De Palma Sara, Morandi Lucia, Mariani Elena, Begum Shajna, Cerretelli Paolo, Wait Robin, Gelfi Cecilia
Institute of Molecular Bioimaging and Physiology, CNR, Via Fratelli Cervo 93, I-20090 Segrate, Milan, Italy.
Proteomics. 2006 Jan;6(1):379-85. doi: 10.1002/pmic.200500098.
Mutations in dysferlin gene cause several types of muscular dystrophy in humans, including the limb-girdle muscular dystrophy type 2B and the distal muscular dystrophy of Miyoshi. The dysferlin gene product is a membrane-associated protein belonging to the ferlins family of proteins. The function of the dysferlin protein and the cause of deterioration and regression of muscle fibres in its absence, are incompletely known. A functional clue may be the presence of six hydrophilic domains, C2, that bind calcium and mediate the interaction of proteins with cellular membranes. Dysferlin seems to be involved in the membrane fusion or repair. Molecular diagnosis of dysferlinopathies is now possible and the types of gene alterations that have been characterized so far include missense mutations, deletions and insertions.
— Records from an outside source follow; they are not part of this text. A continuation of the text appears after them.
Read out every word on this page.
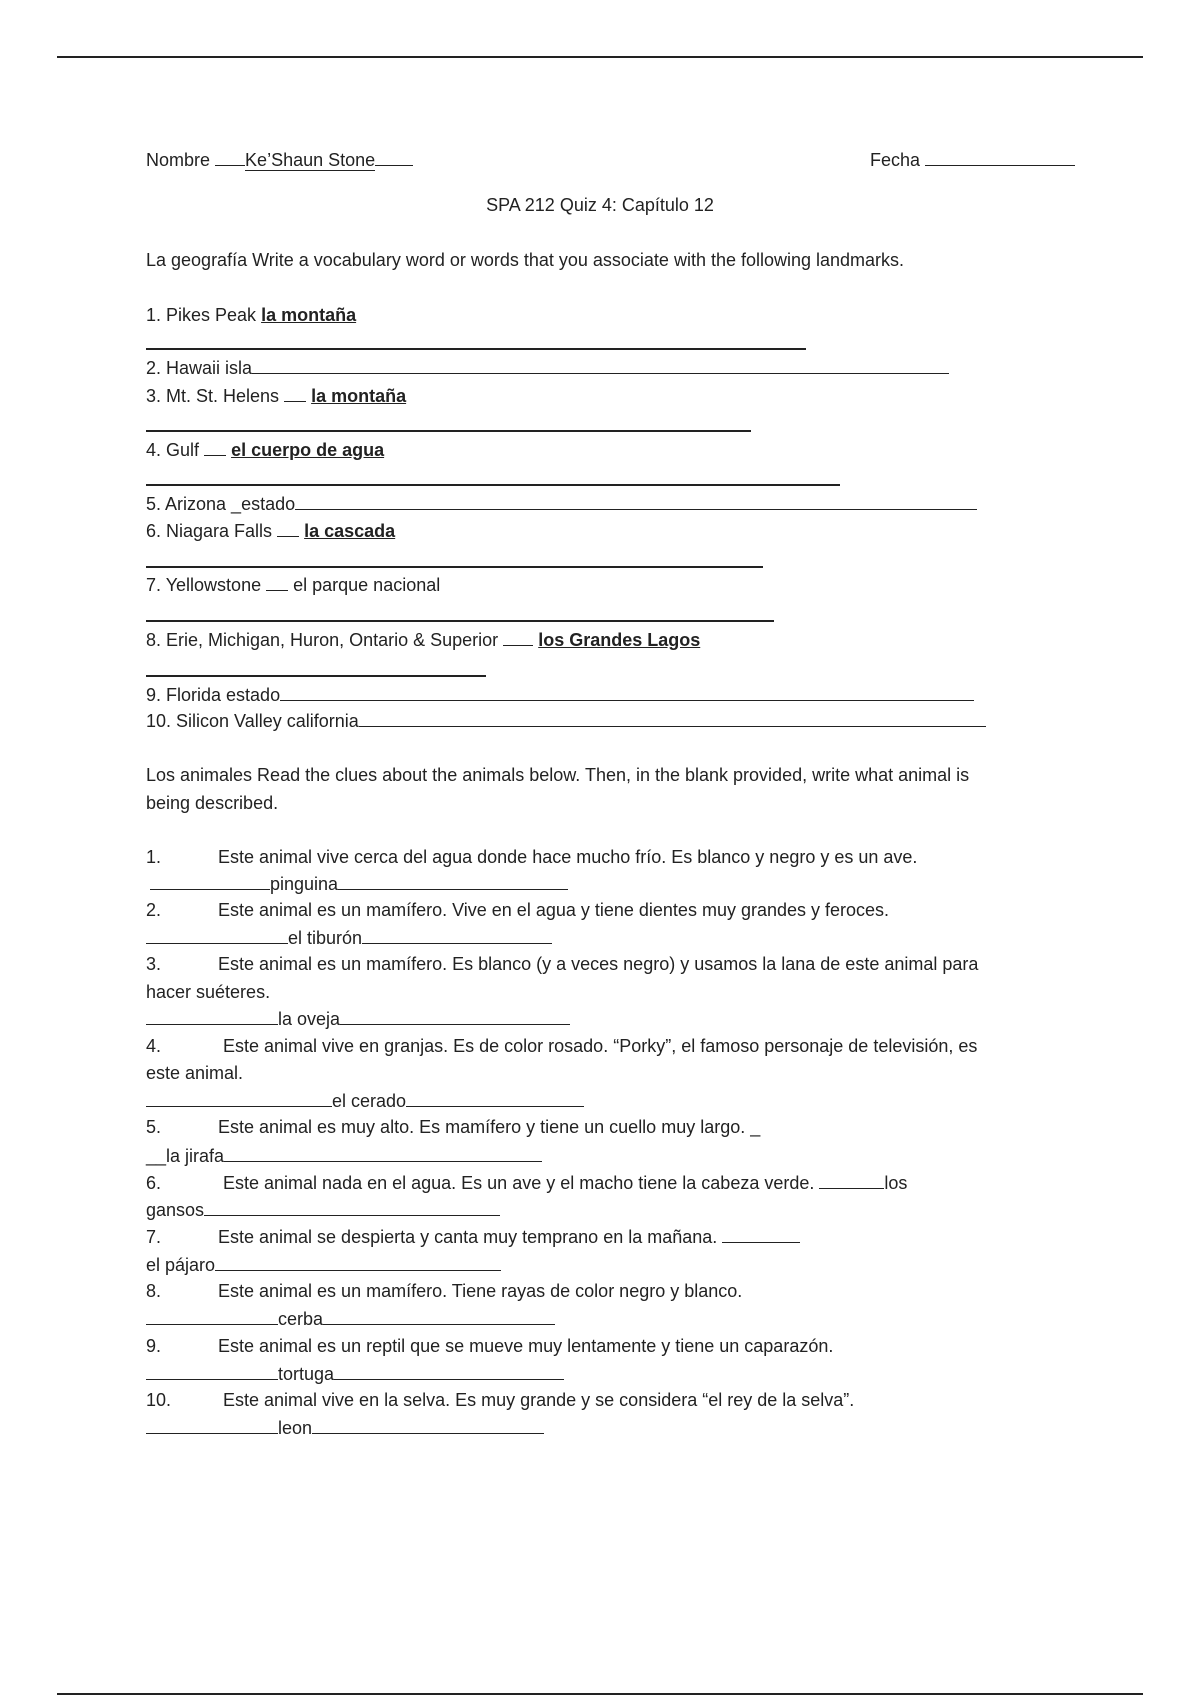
Nombre Ke’Shaun Stone	Fecha
SPA 212 Quiz 4: Capítulo 12
La geografía Write a vocabulary word or words that you associate with the following landmarks.
1. Pikes Peak la montaña
2. Hawaii isla
3. Mt. St. Helens la montaña
4. Gulf el cuerpo de agua
5. Arizona _estado
6. Niagara Falls la cascada
7. Yellowstone el parque nacional
8. Erie, Michigan, Huron, Ontario & Superior los Grandes Lagos
9. Florida estado
10. Silicon Valley california
Los animales Read the clues about the animals below. Then, in the blank provided, write what animal is
being described.
1.	Este animal vive cerca del agua donde hace mucho frío. Es blanco y negro y es un ave.
pinguina
2.	Este animal es un mamífero. Vive en el agua y tiene dientes muy grandes y feroces.
el tiburón
3.	Este animal es un mamífero. Es blanco (y a veces negro) y usamos la lana de este animal para
hacer suéteres.
la oveja
4.	Este animal vive en granjas. Es de color rosado. “Porky”, el famoso personaje de televisión, es
este animal.
el cerado
5.	Este animal es muy alto. Es mamífero y tiene un cuello muy largo. _
__la jirafa
6.	Este animal nada en el agua. Es un ave y el macho tiene la cabeza verde.	los
gansos
7.	Este animal se despierta y canta muy temprano en la mañana.
el pájaro
8.	Este animal es un mamífero. Tiene rayas de color negro y blanco.
cerba
9.	Este animal es un reptil que se mueve muy lentamente y tiene un caparazón.
tortuga
10.	Este animal vive en la selva. Es muy grande y se considera “el rey de la selva”.
leon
dysferlin基因突变会导致人类多种类型的肌肉萎缩症,包括2B型肢带型肌肉萎缩症和宫下型远端肌肉萎缩症。dysferlin基因产物是一种与膜相关的蛋白质,属于ferlins蛋白家族。dysferlin蛋白的功能以及在其缺失时肌肉纤维退化和萎缩的原因尚不完全清楚。一个功能性线索可能是存在六个亲水区,即C2结构域,它们能结合钙并介导蛋白质与细胞膜的相互作用。dysferlin似乎参与了膜融合或修复过程。目前dysferlin病的分子诊断已成为可能,迄今为止已鉴定出的基因改变类型包括错义突变、缺失和插入。